This Python class provides a secure interface for executing commands inside containers. It applies resource limits before execution and handles timeouts to prevent hanging processes.

File: process-manager.py

#!/usr/bin/env python3
"""
Secure process execution manager
"""

import os
import subprocess
import resource
import signal
from typing import List, Dict

class SecureProcessManager:
    def __init__(self,
                 max_memory_mb: int = 4096,
                 max_cpu_time_sec: int = 300,
                 max_processes: int = 100):
        self.max_memory = max_memory_mb * 1024 * 1024
        self.max_cpu_time = max_cpu_time_sec
        self.max_processes = max_processes

    def set_limits(self):
        """Set resource limits before process execution"""
        # Memory limit
        resource.setrlimit(
            resource.RLIMIT_AS,
            (self.max_memory, self.max_memory)
        )

        # CPU time limit
        resource.setrlimit(
            resource.RLIMIT_CPU,
            (self.max_cpu_time, self.max_cpu_time)
        )

        # Process/thread limit
        resource.setrlimit(
            resource.RLIMIT_NPROC,
            (self.max_processes, self.max_processes)
        )

        # File descriptor limit
        resource.setrlimit(
            resource.RLIMIT_NOFILE,
            (20000, 20000)
        )

        # File size limit (prevent large files)
        resource.setrlimit(
            resource.RLIMIT_FSIZE,
            (100 * 1024 * 1024, 100 * 1024 * 1024)  # 100MB
        )

    def execute_command(self,
                       cmd: List[str],
                       env: Dict[str, str] = None,
                       timeout: int = 30) -> Dict:
        """Execute command with security constraints"""

        try:
            # Create restricted environment
            safe_env = {
                'PATH': '/usr/local/bin:/usr/bin:/bin',
                'HOME': '/home/developer',
                'USER': 'developer',
                'SHELL': '/bin/bash'
            }
            if env:
                safe_env.update(env)

            # Execute with preexec_fn to set limits
            proc = subprocess.Popen(
                cmd,
                stdout=subprocess.PIPE,
                stderr=subprocess.PIPE,
                env=safe_env,
                preexec_fn=self.set_limits,
                start_new_session=True  # Create new process group
            )

            # Wait with timeout
            try:
                stdout, stderr = proc.communicate(timeout=timeout)
                return {
                    'returncode': proc.returncode,
                    'stdout': stdout.decode('utf-8', errors='replace'),
                    'stderr': stderr.decode('utf-8', errors='replace')
                }
            except subprocess.TimeoutExpired:
                # Kill entire process group
                os.killpg(os.getpgid(proc.pid), signal.SIGKILL)
                return {
                    'returncode': -1,
                    'stdout': '',
                    'stderr': 'Process killed: timeout exceeded'
                }

        except Exception as e:
            return {
                'returncode': -1,
                'stdout': '',
                'stderr': f'Execution error: {str(e)}'
            }

# Usage
if __name__ == '__main__':
    manager = SecureProcessManager()
    result = manager.execute_command(['python3', 'user_script.py'])
    print(f"Exit code: {result['returncode']}")
    print(f"Output: {result['stdout']}")

Seccomp Configuration

Seccomp (secure computing mode) filters which system calls a container can make. This profile allows only the syscalls needed for typical applications while blocking dangerous calls that could lead to privilege escalation or container escape.
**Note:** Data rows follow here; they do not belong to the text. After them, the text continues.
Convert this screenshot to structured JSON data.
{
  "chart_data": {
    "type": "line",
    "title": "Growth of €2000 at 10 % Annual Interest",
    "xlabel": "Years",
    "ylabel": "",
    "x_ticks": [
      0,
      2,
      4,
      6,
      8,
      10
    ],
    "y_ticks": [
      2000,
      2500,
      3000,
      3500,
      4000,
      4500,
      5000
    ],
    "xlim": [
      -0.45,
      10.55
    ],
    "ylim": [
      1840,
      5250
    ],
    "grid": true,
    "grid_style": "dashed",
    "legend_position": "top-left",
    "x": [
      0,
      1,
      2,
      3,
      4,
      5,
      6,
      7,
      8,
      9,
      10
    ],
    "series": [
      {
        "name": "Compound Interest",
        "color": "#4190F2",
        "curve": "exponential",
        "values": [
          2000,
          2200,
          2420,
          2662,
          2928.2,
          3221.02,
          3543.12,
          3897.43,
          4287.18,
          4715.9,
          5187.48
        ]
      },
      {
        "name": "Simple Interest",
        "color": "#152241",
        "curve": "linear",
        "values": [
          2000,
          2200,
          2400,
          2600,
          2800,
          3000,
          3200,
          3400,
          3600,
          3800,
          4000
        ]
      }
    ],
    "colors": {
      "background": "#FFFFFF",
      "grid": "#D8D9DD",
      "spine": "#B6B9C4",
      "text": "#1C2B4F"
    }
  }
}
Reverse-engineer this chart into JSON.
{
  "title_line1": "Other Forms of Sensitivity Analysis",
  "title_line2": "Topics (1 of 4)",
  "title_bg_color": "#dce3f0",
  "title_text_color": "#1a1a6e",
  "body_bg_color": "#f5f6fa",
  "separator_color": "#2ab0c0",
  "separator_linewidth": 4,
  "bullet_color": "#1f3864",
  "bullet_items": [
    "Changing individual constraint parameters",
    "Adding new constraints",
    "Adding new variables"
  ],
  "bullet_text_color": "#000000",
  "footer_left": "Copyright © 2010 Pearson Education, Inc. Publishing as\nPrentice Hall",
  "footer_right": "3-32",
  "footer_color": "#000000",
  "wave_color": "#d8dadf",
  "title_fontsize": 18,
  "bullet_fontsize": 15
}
File: /etc/docker/seccomp/sandbox-profile.json

{
  "defaultAction": "SCMP_ACT_ERRNO",
  "architectures": ["SCMP_ARCH_X86_64", "SCMP_ARCH_X86", "SCMP_ARCH_X32"],
  "syscalls": [
    {
      "names": [
        "accept",
        "access",
        "alarm",
        "bind",
        "brk",
        "chdir",
        "chmod",
        "chown",
        "clone",
        "close",
        "connect",
        "creat",
        "dup",
        "dup2",
        "execve",
        "exit",
        "fchmod",
        "fchdir",
        "fchown",
        "fcntl",
        "fdatasync",
        "flock",
        "fork",
        "fstat",
        "fsync",
        "ftruncate",
        "getcwd",
        "getdents",
        "getegid",
        "geteuid",
        "getgid",
        "getgroups",
        "getitimer",
        "getpeername",
        "getpgid",
        "getpgrp",
        "getpid",
        "getppid",
        "getresgid",
        "getresuid",
        "getrlimit",
        "getrusage",
        "getsockname",
        "getsockopt",
        "gettimeofday",
        "getuid",
        "ioctl",
        "kill",
        "lchown",
        "link",
        "listen",
        "lseek",
        "lstat",
        "madvise",
        "mkdir",
        "mincore",
        "mmap",
        "mprotect",
        "mremap",
        "msync",
        "munmap",
        "nanosleep",
        "open",
        "pause",
        "pipe",
        "poll",
        "pread64",
        "ptrace",
        "pwrite64",
        "read",
        "readlink",
        "readv",
        "recvfrom",
        "recvmsg",
        "rename",
        "rmdir",
        "rt_sigaction",
        "rt_sigprocmask",
        "rt_sigreturn",
        "sched_yield",
        "select",
        "sendfile",
        "sendmsg",
        "sendto",
        "setfsgid",
        "setfsuid",
        "setgid",
        "setgroups",
        "setitimer",
        "setpgid",
        "setregid",
        "setresgid",
        "setresuid",
        "setreuid",
        "setsid",
        "setsockopt",
        "setuid",
        "shmat",
        "shmctl",
        "shmget",
        "shutdown",
        "socket",
        "socketpair",
        "stat",
        "symlink",
        "sysinfo",
        "times",
        "truncate",
        "umask",
        "uname",
        "unlink",
        "vfork",
        "wait4",
        "write",
        "writev"
      ],
      "action": "SCMP_ACT_ALLOW"
    }
  ]
}

Apply seccomp profile:

After creating the seccomp profile, apply it to containers using the --security-opt flag. This restricts the container to only the allowed syscalls in the profile.

docker run --runtime=runsc \
  --security-opt seccomp=/etc/docker/seccomp/sandbox-profile.json \
  your-image